La inseguridad, además, ha despertado advertencias desde Estados Unidos. El secretario de Estado, Marco Rubio —uno de los políticos más influyentes del entorno de Donald Trump— dejó claro que Washington observa con preocupación el avance de los grupos criminales en México. Aunque negó que existan planes para enviar fuerzas armadas, sugirió que el gobierno mexicano debería solicitar apoyo porque "se les está yendo de las manos". El mensaje, aunque diplomático, es contundente: para Estados Unidos, México enfrenta organizaciones criminales con capacidades superiores a las del propio Estado.
La presidenta no sólo lidia con problemas heredados: enfrenta un gabinete dividido, una oposición interna silenciosa, un entorno internacional presionante y una creciente sensación de descontrol en varias regiones del país. La educación en crisis, la seguridad fracturada, el crimen organizado disputando el territorio, los municipios sin rumbo, la confrontación política interna y la percepción de ingobernabilidad son síntomas de un Estado que enfrenta un momento decisivo.

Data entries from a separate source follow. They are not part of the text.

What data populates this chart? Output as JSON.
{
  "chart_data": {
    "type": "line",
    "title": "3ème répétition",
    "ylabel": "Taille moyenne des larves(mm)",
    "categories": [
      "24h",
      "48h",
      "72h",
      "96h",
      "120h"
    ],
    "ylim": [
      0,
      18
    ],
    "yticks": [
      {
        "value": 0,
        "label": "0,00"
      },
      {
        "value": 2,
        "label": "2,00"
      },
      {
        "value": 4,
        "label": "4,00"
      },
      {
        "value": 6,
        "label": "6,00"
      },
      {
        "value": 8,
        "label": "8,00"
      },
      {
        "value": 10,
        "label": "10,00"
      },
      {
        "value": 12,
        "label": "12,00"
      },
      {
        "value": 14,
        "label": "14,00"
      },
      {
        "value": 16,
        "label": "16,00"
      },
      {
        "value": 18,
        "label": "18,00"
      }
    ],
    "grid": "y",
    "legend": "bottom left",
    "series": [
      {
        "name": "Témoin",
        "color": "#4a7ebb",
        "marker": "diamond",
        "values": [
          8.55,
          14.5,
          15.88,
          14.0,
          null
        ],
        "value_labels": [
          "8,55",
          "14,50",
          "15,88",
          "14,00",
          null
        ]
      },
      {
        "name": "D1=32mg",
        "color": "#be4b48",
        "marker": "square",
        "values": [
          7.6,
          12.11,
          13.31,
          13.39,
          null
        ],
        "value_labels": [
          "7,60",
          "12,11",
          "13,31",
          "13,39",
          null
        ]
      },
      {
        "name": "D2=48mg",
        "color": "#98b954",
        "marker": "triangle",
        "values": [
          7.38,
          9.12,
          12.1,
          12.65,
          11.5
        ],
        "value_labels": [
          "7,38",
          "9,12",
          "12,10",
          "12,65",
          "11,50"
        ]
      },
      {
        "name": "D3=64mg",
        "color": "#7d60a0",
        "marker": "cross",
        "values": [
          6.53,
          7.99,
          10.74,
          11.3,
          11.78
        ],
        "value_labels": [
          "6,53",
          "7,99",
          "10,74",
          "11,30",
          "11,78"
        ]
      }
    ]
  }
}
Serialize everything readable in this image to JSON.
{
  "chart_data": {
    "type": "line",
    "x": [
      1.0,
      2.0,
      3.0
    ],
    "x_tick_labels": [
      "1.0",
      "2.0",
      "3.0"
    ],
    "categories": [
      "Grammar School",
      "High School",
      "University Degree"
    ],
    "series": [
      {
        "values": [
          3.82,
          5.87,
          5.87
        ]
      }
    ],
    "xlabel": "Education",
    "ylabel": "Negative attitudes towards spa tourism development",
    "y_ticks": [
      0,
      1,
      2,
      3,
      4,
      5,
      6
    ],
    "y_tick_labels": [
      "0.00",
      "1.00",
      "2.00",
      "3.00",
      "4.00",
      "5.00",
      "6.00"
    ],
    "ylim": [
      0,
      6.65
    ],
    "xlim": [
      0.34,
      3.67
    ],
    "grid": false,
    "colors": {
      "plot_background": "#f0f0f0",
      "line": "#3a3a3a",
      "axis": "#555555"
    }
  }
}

México ha llegado a una encrucijada. O reconstruye su capacidad de gobernar —de contener, ordenar, negociar, planear— o seguirá avanzando hacia una espiral donde la ineficacia y la confrontación dominen la agenda pública. Y aunque la presidenta carga con la responsabilidad mayor, es evidente que no podrá enfrentar sola un país que exige mucho más que discursos: exige un gobierno que gobierne.